Upon transferring to his new school and joining that school’s football team, Jordan was subjected to at least one instance of physical assault resembling hazing behaviors. Specifically, one player forcibly held Jordan own while another assaulted him with a broomstick by jabbing it at his buttocks through his clothing. Approximately one year after this incident, Jordan took his own life. Jordan never reported the incident to his family or the school. However, several months after Jordan’s death, the school learned not only of this particular incident, but also became aware that other occurrences of physical and/or sexual assault prevalent among the sports teams.
Jordan’s family argued that the school district breached the duty it owed to Jordan by failing to protect him from a foreseeable harm. They pointed to the prior verbal assault incidents as sufficient notice to make the physical assault(s) foreseeable.

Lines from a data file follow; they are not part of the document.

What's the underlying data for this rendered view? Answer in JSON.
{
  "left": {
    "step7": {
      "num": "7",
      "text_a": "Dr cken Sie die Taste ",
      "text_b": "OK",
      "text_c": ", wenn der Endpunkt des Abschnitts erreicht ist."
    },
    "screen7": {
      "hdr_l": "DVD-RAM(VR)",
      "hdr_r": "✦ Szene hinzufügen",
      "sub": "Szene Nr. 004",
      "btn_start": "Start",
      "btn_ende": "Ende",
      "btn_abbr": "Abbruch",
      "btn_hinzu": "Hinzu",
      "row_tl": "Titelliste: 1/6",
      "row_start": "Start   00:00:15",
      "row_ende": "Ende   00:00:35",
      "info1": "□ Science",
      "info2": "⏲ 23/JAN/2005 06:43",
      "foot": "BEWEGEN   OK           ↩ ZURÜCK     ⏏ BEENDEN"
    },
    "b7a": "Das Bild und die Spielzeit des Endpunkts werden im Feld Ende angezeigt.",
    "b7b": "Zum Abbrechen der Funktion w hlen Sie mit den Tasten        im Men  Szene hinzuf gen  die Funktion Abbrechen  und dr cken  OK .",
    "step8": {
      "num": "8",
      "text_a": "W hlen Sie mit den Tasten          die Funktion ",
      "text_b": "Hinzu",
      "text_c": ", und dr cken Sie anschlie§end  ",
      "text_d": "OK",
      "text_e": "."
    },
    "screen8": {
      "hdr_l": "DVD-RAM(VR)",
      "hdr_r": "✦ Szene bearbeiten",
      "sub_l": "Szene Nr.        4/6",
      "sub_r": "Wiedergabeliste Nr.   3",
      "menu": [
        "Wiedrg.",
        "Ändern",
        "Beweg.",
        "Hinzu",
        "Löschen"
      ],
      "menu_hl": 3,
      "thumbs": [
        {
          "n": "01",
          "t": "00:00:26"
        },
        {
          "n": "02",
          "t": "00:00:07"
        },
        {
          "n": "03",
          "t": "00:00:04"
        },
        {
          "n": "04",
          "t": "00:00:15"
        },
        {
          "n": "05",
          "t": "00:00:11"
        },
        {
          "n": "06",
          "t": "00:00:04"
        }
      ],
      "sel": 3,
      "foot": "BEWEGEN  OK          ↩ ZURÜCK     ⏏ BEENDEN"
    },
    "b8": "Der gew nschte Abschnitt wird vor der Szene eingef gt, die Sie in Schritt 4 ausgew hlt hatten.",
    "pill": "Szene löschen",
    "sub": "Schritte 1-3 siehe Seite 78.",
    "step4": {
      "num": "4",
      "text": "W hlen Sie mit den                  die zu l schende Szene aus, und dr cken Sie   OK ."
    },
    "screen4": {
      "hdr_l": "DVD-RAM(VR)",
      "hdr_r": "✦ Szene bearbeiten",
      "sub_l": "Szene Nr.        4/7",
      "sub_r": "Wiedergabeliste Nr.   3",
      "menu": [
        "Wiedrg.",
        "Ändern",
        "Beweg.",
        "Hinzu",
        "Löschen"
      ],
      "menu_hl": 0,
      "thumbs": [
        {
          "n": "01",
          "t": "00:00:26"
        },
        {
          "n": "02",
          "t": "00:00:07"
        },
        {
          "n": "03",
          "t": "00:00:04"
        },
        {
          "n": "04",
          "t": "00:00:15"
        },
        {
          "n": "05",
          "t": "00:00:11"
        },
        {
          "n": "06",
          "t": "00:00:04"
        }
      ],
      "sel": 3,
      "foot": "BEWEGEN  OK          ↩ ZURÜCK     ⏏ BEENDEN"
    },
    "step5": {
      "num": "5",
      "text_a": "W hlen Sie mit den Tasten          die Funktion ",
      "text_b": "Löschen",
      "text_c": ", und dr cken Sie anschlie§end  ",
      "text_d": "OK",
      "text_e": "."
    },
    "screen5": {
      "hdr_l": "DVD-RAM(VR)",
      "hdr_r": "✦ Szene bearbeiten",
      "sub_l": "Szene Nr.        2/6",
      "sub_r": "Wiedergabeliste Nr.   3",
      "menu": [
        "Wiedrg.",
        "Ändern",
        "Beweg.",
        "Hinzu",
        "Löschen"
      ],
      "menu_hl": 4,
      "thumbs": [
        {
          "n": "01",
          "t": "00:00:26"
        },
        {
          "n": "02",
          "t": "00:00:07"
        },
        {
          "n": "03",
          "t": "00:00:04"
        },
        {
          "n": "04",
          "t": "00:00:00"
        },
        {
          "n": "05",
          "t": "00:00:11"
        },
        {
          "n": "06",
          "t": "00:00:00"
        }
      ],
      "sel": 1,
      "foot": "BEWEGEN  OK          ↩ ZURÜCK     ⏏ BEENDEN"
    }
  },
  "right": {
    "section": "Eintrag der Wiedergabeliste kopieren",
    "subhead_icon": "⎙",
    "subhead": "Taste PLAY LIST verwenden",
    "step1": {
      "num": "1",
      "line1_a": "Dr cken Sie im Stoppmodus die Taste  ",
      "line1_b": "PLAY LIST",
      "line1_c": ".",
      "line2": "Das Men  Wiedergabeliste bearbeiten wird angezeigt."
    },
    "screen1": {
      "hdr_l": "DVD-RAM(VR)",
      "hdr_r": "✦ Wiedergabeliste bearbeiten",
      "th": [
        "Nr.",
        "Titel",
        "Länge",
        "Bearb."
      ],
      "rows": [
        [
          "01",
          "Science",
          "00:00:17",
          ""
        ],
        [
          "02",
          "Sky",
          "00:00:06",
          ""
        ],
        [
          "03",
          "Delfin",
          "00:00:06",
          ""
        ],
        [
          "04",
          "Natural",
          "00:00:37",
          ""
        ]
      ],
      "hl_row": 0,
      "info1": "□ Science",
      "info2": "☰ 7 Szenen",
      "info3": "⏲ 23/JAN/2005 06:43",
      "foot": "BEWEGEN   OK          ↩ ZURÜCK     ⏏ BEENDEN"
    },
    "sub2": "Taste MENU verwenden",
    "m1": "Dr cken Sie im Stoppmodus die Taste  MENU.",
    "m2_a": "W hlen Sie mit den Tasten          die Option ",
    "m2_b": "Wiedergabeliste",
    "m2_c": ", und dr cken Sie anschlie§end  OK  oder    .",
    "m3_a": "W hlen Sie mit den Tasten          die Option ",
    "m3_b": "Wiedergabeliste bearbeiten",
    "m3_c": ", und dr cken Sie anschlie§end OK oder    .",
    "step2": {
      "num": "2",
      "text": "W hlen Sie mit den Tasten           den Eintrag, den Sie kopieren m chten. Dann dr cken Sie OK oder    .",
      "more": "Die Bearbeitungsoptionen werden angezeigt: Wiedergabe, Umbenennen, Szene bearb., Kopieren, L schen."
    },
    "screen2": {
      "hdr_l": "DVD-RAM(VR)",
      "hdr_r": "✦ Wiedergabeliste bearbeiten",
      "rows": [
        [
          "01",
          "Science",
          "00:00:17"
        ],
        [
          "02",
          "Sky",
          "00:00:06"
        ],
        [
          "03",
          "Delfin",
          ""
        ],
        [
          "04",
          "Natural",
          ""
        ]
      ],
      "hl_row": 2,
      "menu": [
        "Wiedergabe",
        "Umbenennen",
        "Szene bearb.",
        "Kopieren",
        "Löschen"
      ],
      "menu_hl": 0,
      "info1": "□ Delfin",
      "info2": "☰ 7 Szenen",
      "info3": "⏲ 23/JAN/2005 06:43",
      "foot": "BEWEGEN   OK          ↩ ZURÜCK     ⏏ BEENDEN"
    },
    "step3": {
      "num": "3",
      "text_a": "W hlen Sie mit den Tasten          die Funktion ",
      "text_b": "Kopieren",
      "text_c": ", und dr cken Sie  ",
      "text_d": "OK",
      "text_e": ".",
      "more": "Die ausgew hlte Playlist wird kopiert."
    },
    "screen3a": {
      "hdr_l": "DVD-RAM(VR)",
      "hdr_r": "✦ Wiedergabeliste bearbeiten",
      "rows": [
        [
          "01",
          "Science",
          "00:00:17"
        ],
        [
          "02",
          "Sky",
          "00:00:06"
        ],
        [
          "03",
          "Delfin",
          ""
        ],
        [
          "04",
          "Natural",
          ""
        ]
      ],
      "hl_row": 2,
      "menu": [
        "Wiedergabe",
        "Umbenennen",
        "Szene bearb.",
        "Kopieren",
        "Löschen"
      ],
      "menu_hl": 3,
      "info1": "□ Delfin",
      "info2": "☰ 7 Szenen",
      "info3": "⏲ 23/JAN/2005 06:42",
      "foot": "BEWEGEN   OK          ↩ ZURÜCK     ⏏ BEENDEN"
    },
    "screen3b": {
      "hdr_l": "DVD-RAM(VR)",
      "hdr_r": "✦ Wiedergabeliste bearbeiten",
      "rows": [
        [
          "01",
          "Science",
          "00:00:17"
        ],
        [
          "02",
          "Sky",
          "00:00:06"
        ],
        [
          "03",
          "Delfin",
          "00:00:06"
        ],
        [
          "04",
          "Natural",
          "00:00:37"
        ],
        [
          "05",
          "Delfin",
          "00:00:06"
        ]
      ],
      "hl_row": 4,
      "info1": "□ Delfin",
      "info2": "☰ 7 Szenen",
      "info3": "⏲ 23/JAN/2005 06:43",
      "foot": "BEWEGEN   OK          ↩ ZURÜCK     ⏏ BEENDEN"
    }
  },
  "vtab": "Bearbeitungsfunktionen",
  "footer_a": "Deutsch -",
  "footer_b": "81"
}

However, both the trial and state Supreme Courts disagreed. To the contrary, knowledge that football players were making homophobic comments to each other, with no accompanying physical contact, did not put the school on notice of any predictable assault. Furthermore, the occurrence of other physical assaults in the interim was deemed irrelevant to the school’s duty; because the school was not aware of the occurrences, it did not have any opportunity to intervene until after it was too late. Moreover, the Court rejected plaintiff’s claim that the increase in school bullying/harassment nationally or on other school campuses, without more, constituted evidence of such foreseeability. Accordingly, since the school did not breach its duty of ordinary care owed to Jordan, it could not be held liable for Jordan’s death.

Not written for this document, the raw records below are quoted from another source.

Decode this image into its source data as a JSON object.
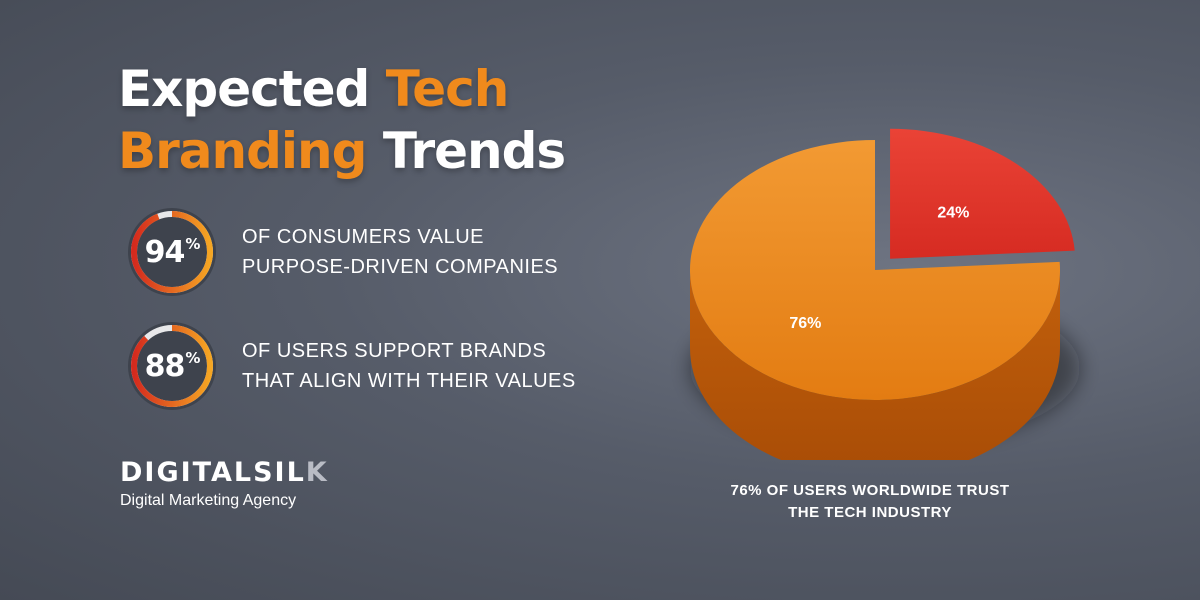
{
  "heading": {
    "line1_white": "Expected",
    "line1_accent": "Tech",
    "line2_accent": "Branding",
    "line2_white": "Trends"
  },
  "stats": [
    {
      "value": "94",
      "unit": "%",
      "fraction": 0.94,
      "line1": "OF CONSUMERS VALUE",
      "line2": "PURPOSE-DRIVEN COMPANIES"
    },
    {
      "value": "88",
      "unit": "%",
      "fraction": 0.88,
      "line1": "OF USERS SUPPORT BRANDS",
      "line2": "THAT ALIGN WITH THEIR VALUES"
    }
  ],
  "brand": {
    "name_main": "DIGITALSIL",
    "name_end": "K",
    "tagline": "Digital Marketing Agency"
  },
  "chart_data": {
    "type": "pie",
    "categories": [
      "",
      ""
    ],
    "values": [
      76,
      24
    ],
    "data_labels": [
      "76%",
      "24%"
    ],
    "colors": [
      "#ee8a1e",
      "#e0332b"
    ],
    "caption_line1": "76% OF USERS WORLDWIDE TRUST",
    "caption_line2": "THE TECH INDUSTRY",
    "style": "3d-exploded"
  },
  "colors": {
    "accent": "#f08a1c",
    "ring_start": "#d42a1e",
    "ring_end": "#f5a623",
    "ring_track": "#e8e8ea"
  }
}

National fraternities and sororities that find themselves in similar positions as this school district, and may find the school’s arguments particularly useful to defend against liability claims. After all, whether a national entity knew or should have known that tortious or criminal behavior was possible is often the decisive factor for cases in which plaintiffs attempt to hold the national organization liable for the actions of individual members or local chapters. Accordingly, a national fraternity may absolve itself of any liability for injuries at the local level if it can establish, as Jordan’s school district did, that the national organization was neither aware of any prior/ongoing occurrences, nor did it have a meaningful opportunity to intervene to prevent future harm until it was too late.
Finally, an attempt to hold one entity responsible on the basis of a similar occurrence at a different institution or school would likely be rejected by courts. For example, just because one university is put on notice that a particular fraternity chapter engaged in sexual misconduct, it does not follow that all other universities in every state that have a chapter of that same fraternity are similarly put on notice of foreseeable sexual assault by members of that fraternity.
[1] Stopford v. Milton Town Sch. Dist., 2018 VT 120 (2018).